In 1884, she was employed as a pattern designer at the Friends of Handicraft association. While there, she went on a trip to England where she studied the textile work of William Morris. She also went to Germany to study developments in textiles there. In 1891, she was appointed director and chief artistic designer at the Friends of Handicraft. She took a particular interest in religious textile works and their conservation. Thanks to her relationships with several leading artists, she conducted experiments on the development of pictorial tapestries, making them an increasingly important feature of Swedish art. One of the major works produced was the large tapestry Kräftfisket which was presented at the 1900 Paris World Fair.

After resigning from her position at Friends of Handicraft in 1904, she immediately set up Licium, a workshop specializing in religious and heraldic textiles. Drawing on the collaboration of artists including Anders Zorn and Gunnar Wennerberg, the firm produced pictorial tapestries in addition to decorative carpets and upholstery. The religious works produced at Licium included chasubles and altar cloths for a number of churches, including Lund Cathedral.

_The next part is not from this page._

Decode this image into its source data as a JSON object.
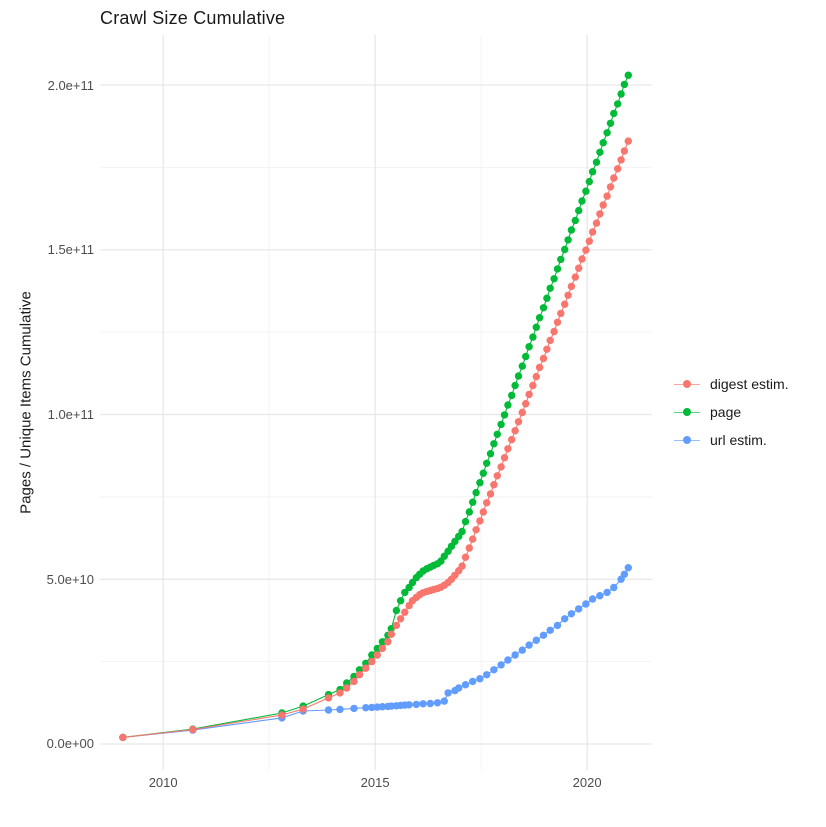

In 1908, Branting established Pietas, an enterprise devoted to the conservation of old Swedish textiles, including those of the cathedrals of Uppsala and Linköping. As a result of study trips at home and abroad, she was able to improve methods of conservation. As an author, she published articles in specialist journals such as Fataburen, Fornvännen and Ord och Bild. Her books included the two-volume Medeltida vävnader och broderier i Sverige (1928 and 1929) on weaving and embroidery in Sweden. Her awards included Litteris et Artibus (1896) and Illis Quorum (1919).

Agnes Branting died on 13 April 1930 in Stockholm.